The issue of how to develop reusable software in scientific computing is addressed. With object-oriented analysis and design, an extendable set of collaborating objects - a framework named COMPOSE - is suggested in the area of "PDE solvers", i.e., programs that numerically solve partial differential equations (PDEs).
Objects have several advantages. First, they represent abstractions from the problem domain, here the field of scientific computing. Second, with careful object-oriented analysis and design, these objects can be reused in different contexts. Third, the resulting programs are very flexible, and it is possible to change the mathematical problem or the numerical method, by only replacing a few objects. Fourth, new kinds of objects can be created via the object-oriented concept of inheritance. This is useful, e.g., when the numerical simulation of a new kind of PDE is addressed.
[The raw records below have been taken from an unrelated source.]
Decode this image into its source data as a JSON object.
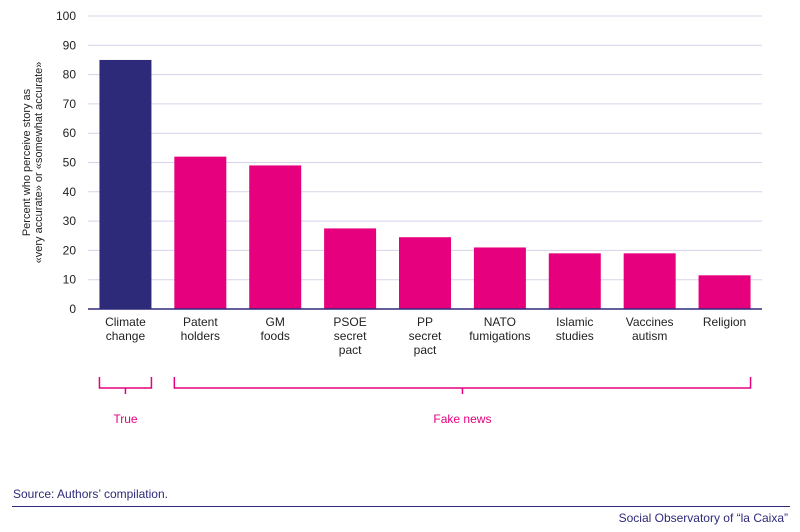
{
  "chart_data": {
    "type": "bar",
    "title": "",
    "xlabel": "",
    "ylabel_lines": [
      "Percent who perceive story as",
      "«very accurate» or «somewhat accurate»"
    ],
    "ylim": [
      0,
      100
    ],
    "yticks": [
      0,
      10,
      20,
      30,
      40,
      50,
      60,
      70,
      80,
      90,
      100
    ],
    "grid": true,
    "categories": [
      [
        "Climate",
        "change"
      ],
      [
        "Patent",
        "holders"
      ],
      [
        "GM",
        "foods"
      ],
      [
        "PSOE",
        "secret",
        "pact"
      ],
      [
        "PP",
        "secret",
        "pact"
      ],
      [
        "NATO",
        "fumigations"
      ],
      [
        "Islamic",
        "studies"
      ],
      [
        "Vaccines",
        "autism"
      ],
      [
        "Religion"
      ]
    ],
    "values": [
      85,
      52,
      49,
      27.5,
      24.5,
      21,
      19,
      19,
      11.5
    ],
    "bar_groups": [
      "true",
      "fake",
      "fake",
      "fake",
      "fake",
      "fake",
      "fake",
      "fake",
      "fake"
    ],
    "colors": {
      "true": "#2e2a7a",
      "fake": "#e6007e",
      "grid": "#d6d3ea",
      "axis": "#2e2a7a"
    },
    "annotations": [
      {
        "label": "True",
        "from": 0,
        "to": 0
      },
      {
        "label": "Fake news",
        "from": 1,
        "to": 8
      }
    ]
  },
  "footer": {
    "source": "Source: Authors’ compilation.",
    "publisher": "Social Observatory of “la Caixa”"
  }
}
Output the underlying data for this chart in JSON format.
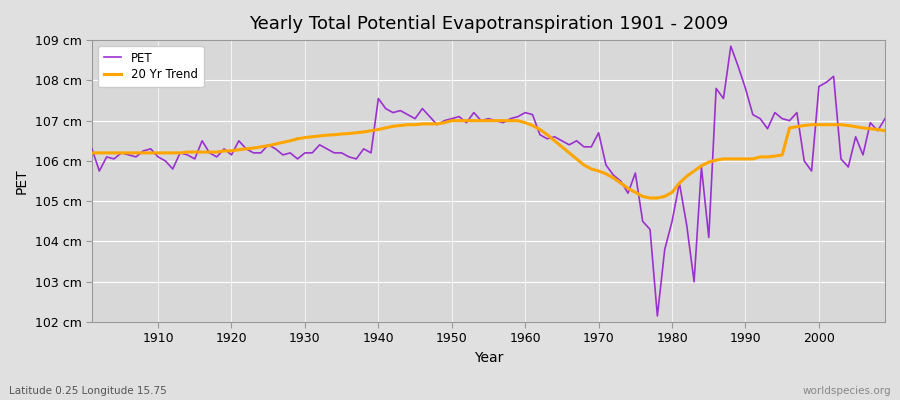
{
  "title": "Yearly Total Potential Evapotranspiration 1901 - 2009",
  "xlabel": "Year",
  "ylabel": "PET",
  "subtitle": "Latitude 0.25 Longitude 15.75",
  "watermark": "worldspecies.org",
  "pet_color": "#9B30D0",
  "trend_color": "#FFA500",
  "bg_color": "#E0E0E0",
  "plot_bg_color": "#D8D8D8",
  "ylim": [
    102,
    109
  ],
  "yticks": [
    102,
    103,
    104,
    105,
    106,
    107,
    108,
    109
  ],
  "ytick_labels": [
    "102 cm",
    "103 cm",
    "104 cm",
    "105 cm",
    "106 cm",
    "107 cm",
    "108 cm",
    "109 cm"
  ],
  "years": [
    1901,
    1902,
    1903,
    1904,
    1905,
    1906,
    1907,
    1908,
    1909,
    1910,
    1911,
    1912,
    1913,
    1914,
    1915,
    1916,
    1917,
    1918,
    1919,
    1920,
    1921,
    1922,
    1923,
    1924,
    1925,
    1926,
    1927,
    1928,
    1929,
    1930,
    1931,
    1932,
    1933,
    1934,
    1935,
    1936,
    1937,
    1938,
    1939,
    1940,
    1941,
    1942,
    1943,
    1944,
    1945,
    1946,
    1947,
    1948,
    1949,
    1950,
    1951,
    1952,
    1953,
    1954,
    1955,
    1956,
    1957,
    1958,
    1959,
    1960,
    1961,
    1962,
    1963,
    1964,
    1965,
    1966,
    1967,
    1968,
    1969,
    1970,
    1971,
    1972,
    1973,
    1974,
    1975,
    1976,
    1977,
    1978,
    1979,
    1980,
    1981,
    1982,
    1983,
    1984,
    1985,
    1986,
    1987,
    1988,
    1989,
    1990,
    1991,
    1992,
    1993,
    1994,
    1995,
    1996,
    1997,
    1998,
    1999,
    2000,
    2001,
    2002,
    2003,
    2004,
    2005,
    2006,
    2007,
    2008,
    2009
  ],
  "pet_values": [
    106.3,
    105.75,
    106.1,
    106.05,
    106.2,
    106.15,
    106.1,
    106.25,
    106.3,
    106.1,
    106.0,
    105.8,
    106.2,
    106.15,
    106.05,
    106.5,
    106.2,
    106.1,
    106.3,
    106.15,
    106.5,
    106.3,
    106.2,
    106.2,
    106.4,
    106.3,
    106.15,
    106.2,
    106.05,
    106.2,
    106.2,
    106.4,
    106.3,
    106.2,
    106.2,
    106.1,
    106.05,
    106.3,
    106.2,
    107.55,
    107.3,
    107.2,
    107.25,
    107.15,
    107.05,
    107.3,
    107.1,
    106.9,
    107.0,
    107.05,
    107.1,
    106.95,
    107.2,
    107.0,
    107.05,
    107.0,
    106.95,
    107.05,
    107.1,
    107.2,
    107.15,
    106.65,
    106.55,
    106.6,
    106.5,
    106.4,
    106.5,
    106.35,
    106.35,
    106.7,
    105.9,
    105.65,
    105.5,
    105.2,
    105.7,
    104.5,
    104.3,
    102.15,
    103.8,
    104.5,
    105.45,
    104.4,
    103.0,
    105.85,
    104.1,
    107.8,
    107.55,
    108.85,
    108.35,
    107.8,
    107.15,
    107.05,
    106.8,
    107.2,
    107.05,
    107.0,
    107.2,
    106.0,
    105.75,
    107.85,
    107.95,
    108.1,
    106.05,
    105.85,
    106.6,
    106.15,
    106.95,
    106.75,
    107.05
  ],
  "trend_values": [
    106.2,
    106.2,
    106.2,
    106.2,
    106.2,
    106.2,
    106.2,
    106.2,
    106.2,
    106.2,
    106.2,
    106.2,
    106.2,
    106.22,
    106.22,
    106.22,
    106.22,
    106.22,
    106.25,
    106.25,
    106.28,
    106.3,
    106.32,
    106.35,
    106.38,
    106.42,
    106.46,
    106.5,
    106.55,
    106.58,
    106.6,
    106.62,
    106.64,
    106.65,
    106.67,
    106.68,
    106.7,
    106.72,
    106.75,
    106.78,
    106.82,
    106.86,
    106.88,
    106.9,
    106.9,
    106.92,
    106.92,
    106.92,
    106.95,
    107.0,
    107.0,
    107.0,
    107.0,
    107.0,
    107.0,
    107.0,
    107.0,
    107.0,
    107.0,
    106.95,
    106.88,
    106.78,
    106.65,
    106.5,
    106.35,
    106.2,
    106.05,
    105.9,
    105.8,
    105.75,
    105.68,
    105.58,
    105.45,
    105.32,
    105.22,
    105.12,
    105.08,
    105.08,
    105.12,
    105.22,
    105.45,
    105.62,
    105.75,
    105.88,
    105.97,
    106.02,
    106.05,
    106.05,
    106.05,
    106.05,
    106.05,
    106.1,
    106.1,
    106.12,
    106.15,
    106.82,
    106.85,
    106.88,
    106.9,
    106.9,
    106.9,
    106.9,
    106.9,
    106.88,
    106.85,
    106.82,
    106.8,
    106.78,
    106.75
  ]
}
COMPOSE handles finite differences on three-dimensional overlapping grids, a variety of time stepping methods, and several types of PDEs, including hyperbolic, parabolic, and elliptic PDEs. In particular, COMPOSE offers a flexible coupling of PDEs, which increases reusability and encourages development of components separately. To this end, COMPOSE also supports a debugging technique for verification of new numerical components.
As an application of COMPOSE, the incompressible Navier-Stokes equations are solved in a two-dimensional domain. Comparisons with another fluid solver, developed in a more traditional way, show that solvers written with COMPOSE are competitive with respect to performance. In addition, they have a higher degree of flexibility and reusability.